Election 2012: Democrat cut from House District 108 ballot won’t join petition drive
It looks like the race for state House District 108 will be an uncontested one this year. After being stricken from the ballot last week, along with a number of other Georgetown County candidates, Democrat Jarrod Ownbey said on Monday that he won’t run as a petition candidate in November.
Instead, he’ll take the rest of the year to regroup and plan to run in 2014 to take back the seat for the Democratic party.
The Republican candidate for the seat, Stephen Goldfinch, is one of only three non-incumbents in the county who weren’t disqualified from the election due to a recent ruling by the state Supreme Court. The court ruled the candidates improperly filed economic interest disclosure forms, though candidates said they did what their party told them to.
After being disqualified, Ownbey said he took a couple of days to decide how to proceed — whether to start collecting signatures, wait until the next cycle or just walk away. He picked up a packet for petition candidates at the urging of Nancy Kolman, the Democratic Party chairwoman. However, he decided that waiting was the best decision for everyone.
“Realistically you have to run the numbers,” Ownbey said. “No petition candidate in South Carolina history has won a partisan race.”
Factor in the extra work involved in collecting enough signatures to run as a petition candidate and the money it would take to run such a campaign, and winning a district drawn to give Republicans an advantage becomes even more difficult.
“I can do OK with a long shot, but a no shot is a different thing,” Ownbey said. “You have to play the hand you dealt and sometimes the best thing to do is to punt, fall back and try it again.”
He wishes the situation were different and is disappointed, frustrated and a little angry at the situation that left him and other candidates with such poor options. But he’s not going away.
“I’ll still be active and I’ll still try to make my community a better place,” he said. That’s what all the candidates should do, as that’s presumably why they wanted to run for office in the first place, he said.
The reason Goldfinch, along with fellow Republicans Doug Dishong (running for sheriff) and Brian Shult (candidate for auditor) weren’t disqualified is because they provided a printed copy of their statement of economic interest when they filed with the party, according to Jim Jerow, county GOP chairman.
Goldfinch said it’s because of his campaign consultant, Tom Swatzel, that he filed correctly.
“I was fortunate enough to have a consultant that has been through the issues and is very familiar with the process,” Goldfinch said. “I paid him good money to know the right answers. He had everything printed out for me and told me where to sign, otherwise I could have fallen victim to this as easy as anyone else.”
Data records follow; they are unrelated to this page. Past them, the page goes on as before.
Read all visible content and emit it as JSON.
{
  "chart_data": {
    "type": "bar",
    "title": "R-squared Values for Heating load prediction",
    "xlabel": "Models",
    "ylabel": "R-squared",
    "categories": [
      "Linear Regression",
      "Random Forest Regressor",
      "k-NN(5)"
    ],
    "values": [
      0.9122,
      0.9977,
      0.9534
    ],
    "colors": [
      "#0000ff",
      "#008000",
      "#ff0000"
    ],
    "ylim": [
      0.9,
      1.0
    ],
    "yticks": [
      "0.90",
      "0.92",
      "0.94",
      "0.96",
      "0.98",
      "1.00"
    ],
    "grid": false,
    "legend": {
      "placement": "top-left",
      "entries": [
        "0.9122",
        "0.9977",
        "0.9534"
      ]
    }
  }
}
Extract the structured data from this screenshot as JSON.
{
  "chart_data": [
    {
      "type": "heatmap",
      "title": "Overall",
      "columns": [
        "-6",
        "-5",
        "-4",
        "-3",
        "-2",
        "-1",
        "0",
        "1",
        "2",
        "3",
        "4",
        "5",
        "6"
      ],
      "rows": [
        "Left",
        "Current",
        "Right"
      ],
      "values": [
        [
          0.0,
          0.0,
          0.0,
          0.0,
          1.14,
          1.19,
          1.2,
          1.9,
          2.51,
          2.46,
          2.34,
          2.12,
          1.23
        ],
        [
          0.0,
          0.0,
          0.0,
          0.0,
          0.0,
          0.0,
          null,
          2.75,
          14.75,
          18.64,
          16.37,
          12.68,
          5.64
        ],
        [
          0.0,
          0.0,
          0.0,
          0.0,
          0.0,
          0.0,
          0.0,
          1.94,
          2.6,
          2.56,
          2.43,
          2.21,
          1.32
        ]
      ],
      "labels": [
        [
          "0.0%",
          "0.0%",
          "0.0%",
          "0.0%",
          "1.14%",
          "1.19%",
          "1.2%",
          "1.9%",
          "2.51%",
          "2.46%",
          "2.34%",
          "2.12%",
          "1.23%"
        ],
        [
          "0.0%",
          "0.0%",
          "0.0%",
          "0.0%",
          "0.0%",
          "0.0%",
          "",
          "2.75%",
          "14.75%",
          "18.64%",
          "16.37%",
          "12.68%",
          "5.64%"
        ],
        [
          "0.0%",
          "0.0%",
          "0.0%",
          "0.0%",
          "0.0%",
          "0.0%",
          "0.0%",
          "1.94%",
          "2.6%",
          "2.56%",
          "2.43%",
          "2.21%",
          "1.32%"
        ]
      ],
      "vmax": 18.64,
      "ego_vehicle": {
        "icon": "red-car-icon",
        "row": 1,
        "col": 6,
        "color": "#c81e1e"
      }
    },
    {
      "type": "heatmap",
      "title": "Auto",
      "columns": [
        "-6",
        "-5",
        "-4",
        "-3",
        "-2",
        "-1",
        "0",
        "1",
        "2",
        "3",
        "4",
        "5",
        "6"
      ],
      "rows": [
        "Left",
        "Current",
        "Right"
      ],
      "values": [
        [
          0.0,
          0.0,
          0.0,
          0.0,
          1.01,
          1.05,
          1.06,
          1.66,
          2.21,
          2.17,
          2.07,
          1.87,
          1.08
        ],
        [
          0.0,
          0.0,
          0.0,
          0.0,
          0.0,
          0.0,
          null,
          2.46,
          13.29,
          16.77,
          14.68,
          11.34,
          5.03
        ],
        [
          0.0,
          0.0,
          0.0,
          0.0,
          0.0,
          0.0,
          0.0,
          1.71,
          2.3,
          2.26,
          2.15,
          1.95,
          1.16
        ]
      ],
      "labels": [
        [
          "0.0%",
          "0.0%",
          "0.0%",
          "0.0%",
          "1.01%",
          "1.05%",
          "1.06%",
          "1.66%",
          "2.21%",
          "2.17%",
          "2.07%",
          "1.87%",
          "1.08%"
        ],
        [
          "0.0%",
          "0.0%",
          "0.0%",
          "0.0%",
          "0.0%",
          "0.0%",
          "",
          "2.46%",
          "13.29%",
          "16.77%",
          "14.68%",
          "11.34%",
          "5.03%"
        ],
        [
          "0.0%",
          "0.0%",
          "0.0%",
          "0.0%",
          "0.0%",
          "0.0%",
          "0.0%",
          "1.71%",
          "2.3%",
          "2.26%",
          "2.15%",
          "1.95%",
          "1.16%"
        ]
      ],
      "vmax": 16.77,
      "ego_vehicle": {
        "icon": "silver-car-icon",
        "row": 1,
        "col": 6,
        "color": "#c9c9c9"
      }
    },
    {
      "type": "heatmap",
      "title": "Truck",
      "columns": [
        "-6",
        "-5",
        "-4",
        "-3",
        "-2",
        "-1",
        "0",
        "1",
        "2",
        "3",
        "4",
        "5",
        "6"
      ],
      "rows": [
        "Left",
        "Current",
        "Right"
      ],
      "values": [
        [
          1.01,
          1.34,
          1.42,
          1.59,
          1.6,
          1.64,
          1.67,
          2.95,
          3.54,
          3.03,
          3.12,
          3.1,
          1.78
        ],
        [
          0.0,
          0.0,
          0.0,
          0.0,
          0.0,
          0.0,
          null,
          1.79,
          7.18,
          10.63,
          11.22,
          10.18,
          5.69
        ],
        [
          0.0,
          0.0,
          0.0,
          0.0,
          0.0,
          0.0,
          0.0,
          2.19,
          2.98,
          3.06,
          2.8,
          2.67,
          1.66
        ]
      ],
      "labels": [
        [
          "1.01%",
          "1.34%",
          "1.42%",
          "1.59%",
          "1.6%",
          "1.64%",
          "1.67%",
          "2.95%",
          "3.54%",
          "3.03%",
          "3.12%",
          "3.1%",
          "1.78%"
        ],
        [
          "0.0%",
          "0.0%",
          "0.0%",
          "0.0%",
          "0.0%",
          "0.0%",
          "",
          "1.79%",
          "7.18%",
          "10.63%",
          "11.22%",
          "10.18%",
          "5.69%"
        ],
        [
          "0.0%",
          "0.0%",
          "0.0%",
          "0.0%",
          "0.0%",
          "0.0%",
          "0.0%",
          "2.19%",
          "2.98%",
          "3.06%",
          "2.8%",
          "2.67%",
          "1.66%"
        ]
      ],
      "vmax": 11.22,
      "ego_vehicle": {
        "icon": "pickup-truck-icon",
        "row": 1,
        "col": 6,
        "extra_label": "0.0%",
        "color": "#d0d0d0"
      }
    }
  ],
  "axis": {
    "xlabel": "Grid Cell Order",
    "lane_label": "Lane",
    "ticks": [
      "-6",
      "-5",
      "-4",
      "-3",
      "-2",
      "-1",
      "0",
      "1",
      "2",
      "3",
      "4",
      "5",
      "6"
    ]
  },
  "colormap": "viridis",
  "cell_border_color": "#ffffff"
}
Swatzel is the former county GOP chairman.
The Supreme Court ruled in May in a case from Anderson County that the parties did not follow state law in qualifying candidates. The law requires that candidates file a statement of economic interest and a statement of candidacy at the same time. Incumbents are exempt because they are required to file annual economic interest statements.
The Supreme Court last week ruled in a case from Florence County that candidates were not “public officials” who are exempted from the law. The court chastised the county Republican Party, which claimed otherwise, for failing to follow its earlier ruling. The case was brought by the county Democratic Party.
Though Ownbey is stepping back, it probably won’t be for long. Campaigning for District 108 usually stars soon after the winner of the race takes office in January. “It always has and it always will,” he said. “I can assure you everything will be filed correctly this time.”
Though Ownbey is out of the race, other candidates will be taking advantage of what will hopefully be a large turnout on Election Day, collecting signatures to launch their petition campaigns.
Tom Winslow, a Republican, and Jacqueline Williams, a Democrat, both hoping to unseat S.C. Rep. Carl Anderson in District 3, are encouraging voters to sign petitions to give all candidates who were removed from the ballot a chance to run this year.
“You, the voter, should vote for who you want to represent you and not be limited by an error in the laws our current politicians created,” Winslow said.
In addition to Williams, Winslow and Ownbey, Democrats Darryel Carr, running for sheriff, and Ben Dunn, a candidate for County Council District 5, were cut from the ballot. Republicans Mike Andrews, running for treasurer; Bubba Grimes, also running for Council District 5; Rod Stalvey, who filed to run against Shult for auditor in the primary; and Tammie Avant, who filed to run for clerk of court were disqualified.
Jerow said he and the party are disappointed in the process that has left candidates and voters in this situation.
“It’s disenfranchising the voters, the candidates, the whole process. But it is what it is,” he said
Kolman said she spent 12 hours on Saturday and five hours on Sunday talking with Democratic candidates about whether to petition. Between the primary and runoff the party will have a meeting of candidates, their staffs and volunteers, and county volunteers to develop a strategy to best handle the election.
“In some ways this might not be as bad as it seems now because there will be so many petition candidates working together,” she said.
None will file until after July 9, when they get the final count of signatures they will need to be certified, Kolman said. After that, they have until July 16 to file.